Loeser v. Erie City Rag Warehouse

10 Pa. Super. 540 | Pa. Super. Ct. | 1899

Opikioe by

William W. Porter, J.,

This suit is brought upon acceptances of two drafts, drawn on the defendant by the plaintiff to his own order, both at ninety days, dated November 18, 1897, and December 10, 1897, and accepted respectively on November 20,1897, and December 13, 1897. Rights of third parties have not intervened. The defense is set-off. Such a claim must be alleged in an affidavit of defense with exactness as to source, character and amount. We have so held more than once: Close v. Hancock, 3 Pa. Superior Ct. 207; Anderson v. Williams, 10 Pa. Superior Ct. 329. In the case last cited, we attempted to point out an additional reason for a strict observance of the rule. A plaintiff is entitled under the act of July 15, 1897 (Pepper & Lewis’s Dig. of Dec. 458), to have judgment for so much of his claim as is not sufficiently denied by affidavit of defense. Allegations of set-off, in general terms, are not to be regarded. The averments must be as specific as those used in a statement of claim. The defendant in respect to a claim of set-off is the actor. He may defalk an amount less than, equal to, or in excess of the claim of the plaintiff, and should the case go to a jury, demand a certificate in his favor. He has the affirmative of the issue. There can be no harshness in imposing upon him the obligation to aver his set-off in terms incapable of being misunderstood. Failure to file an affidavit, specific and precise as to source, character and amount, must result in judgment being entered against him.

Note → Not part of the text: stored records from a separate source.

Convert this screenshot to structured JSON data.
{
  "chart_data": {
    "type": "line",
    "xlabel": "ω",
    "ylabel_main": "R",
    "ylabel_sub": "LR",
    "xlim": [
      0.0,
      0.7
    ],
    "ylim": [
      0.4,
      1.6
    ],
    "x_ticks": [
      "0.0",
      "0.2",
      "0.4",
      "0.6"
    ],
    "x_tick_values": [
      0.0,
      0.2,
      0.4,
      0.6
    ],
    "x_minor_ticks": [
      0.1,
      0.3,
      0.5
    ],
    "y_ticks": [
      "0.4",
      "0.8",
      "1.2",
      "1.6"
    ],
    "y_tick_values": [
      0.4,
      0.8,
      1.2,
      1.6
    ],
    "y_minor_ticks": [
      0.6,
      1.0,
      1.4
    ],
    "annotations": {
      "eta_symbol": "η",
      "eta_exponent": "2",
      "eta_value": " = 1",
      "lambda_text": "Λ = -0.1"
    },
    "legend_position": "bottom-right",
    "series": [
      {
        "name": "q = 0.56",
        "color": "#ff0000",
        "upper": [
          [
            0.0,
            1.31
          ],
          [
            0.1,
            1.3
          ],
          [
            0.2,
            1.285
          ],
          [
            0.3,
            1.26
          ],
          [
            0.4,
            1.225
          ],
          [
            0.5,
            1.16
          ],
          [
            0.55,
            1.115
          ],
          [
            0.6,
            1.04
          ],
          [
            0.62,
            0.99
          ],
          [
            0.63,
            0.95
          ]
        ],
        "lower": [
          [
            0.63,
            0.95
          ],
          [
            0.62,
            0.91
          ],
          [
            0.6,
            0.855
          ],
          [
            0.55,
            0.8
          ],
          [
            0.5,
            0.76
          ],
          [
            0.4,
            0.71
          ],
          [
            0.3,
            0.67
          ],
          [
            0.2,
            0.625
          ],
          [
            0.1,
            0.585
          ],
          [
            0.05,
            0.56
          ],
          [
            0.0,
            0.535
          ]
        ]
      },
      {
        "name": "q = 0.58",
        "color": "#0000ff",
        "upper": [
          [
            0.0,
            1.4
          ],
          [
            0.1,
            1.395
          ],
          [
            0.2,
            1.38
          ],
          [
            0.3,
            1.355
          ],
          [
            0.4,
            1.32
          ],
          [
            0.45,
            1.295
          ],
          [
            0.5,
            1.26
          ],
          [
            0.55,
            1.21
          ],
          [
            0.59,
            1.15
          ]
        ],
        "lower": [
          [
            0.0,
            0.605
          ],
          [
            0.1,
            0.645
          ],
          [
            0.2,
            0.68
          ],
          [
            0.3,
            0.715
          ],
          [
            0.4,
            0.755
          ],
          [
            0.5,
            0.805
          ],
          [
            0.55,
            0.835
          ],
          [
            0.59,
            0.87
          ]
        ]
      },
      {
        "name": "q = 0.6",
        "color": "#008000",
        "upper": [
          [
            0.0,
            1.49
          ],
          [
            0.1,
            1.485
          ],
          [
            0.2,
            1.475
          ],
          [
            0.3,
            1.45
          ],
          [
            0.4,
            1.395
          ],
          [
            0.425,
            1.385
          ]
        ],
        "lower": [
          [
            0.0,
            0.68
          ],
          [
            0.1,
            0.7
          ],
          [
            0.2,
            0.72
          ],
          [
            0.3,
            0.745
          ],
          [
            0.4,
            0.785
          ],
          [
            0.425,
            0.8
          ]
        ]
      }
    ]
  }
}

By this rule, which is in consonance with reason and precedent, the affidavits in this case cannot stand.

It is to be observed that the drafts upon which the suit is brought were attached to bills of lading for goods shipped to the defendant, and that he alleges no defect in these goods in defense.

The set-off is based first upon alleged damages growing out of previous shipments of goods from the plaintiff to the defend*543ant, which goods, it is alleged, were not of the grade at which the plaintiff charged them to the defendant. There is no allegation, however, that these previous shipments had not been paid for in full and without objection. The affidavit recites, “ That all the said goods were charged for by said plaintiff as ‘ softs ’ which were worth* from four and one half cents to six and one half cents per pound when in truth and in fact credit should have been allowed or an allowance made for all of said ‘ trash ’ which was worth only about one cent per pound.” This is not a precise statement. It is impossible from the affidavit to ascertain the amount of the set-off. True, the supplementary affidavit alleges, “ that the total amount of over-charge as itemized in the original affidavit is $170.14.” This may be an accurate calculation, but it is not a result necessarily deducible from the statements of the affidavits.

Nowhere do the affidavits aver that the goods complained of, received a considerable time anterior to the bringing of this suit, were paid for without opportunity for examination, or that the defendant was defrauded. The omission of such allegations is serious. It stamps the affidavit as evasive and the payment as voluntary: Markley v. Stevens, 89 Pa. 279; Real Estate Saving Institution v. Linder, 74 Pa. 371.

The second item of set-off is for alleged deductions made by the plaintiff from bills for goods shipped to him by the defendant. The amounts in this item of defense aggregate $43.53. The transactions cover a period of two years prior to the acceptance of the drafts in suit. It is not averred that any objection was made by the defendant to the deductions up to the time of the bringing of the present suit. This portion of the affidavit is also lacking in precision. It fails to indicate specifically what ldnd of merchandise was shipped; at what price the material, alleged to be short in weight, is charged for in the set-off, and the method used to ascertain the charge for shortage. The allegations that the parties plaintiff and defendant have been engaged in buying from and selling to each other, and that upon an adjustment of accounts the defendants will be shown not to be indebted to the plaintiffs in any sum, are too general. The affidavits being insufficient to prevent the entering of judgment, the assignments of error are dismissed and the judgment is affirmed.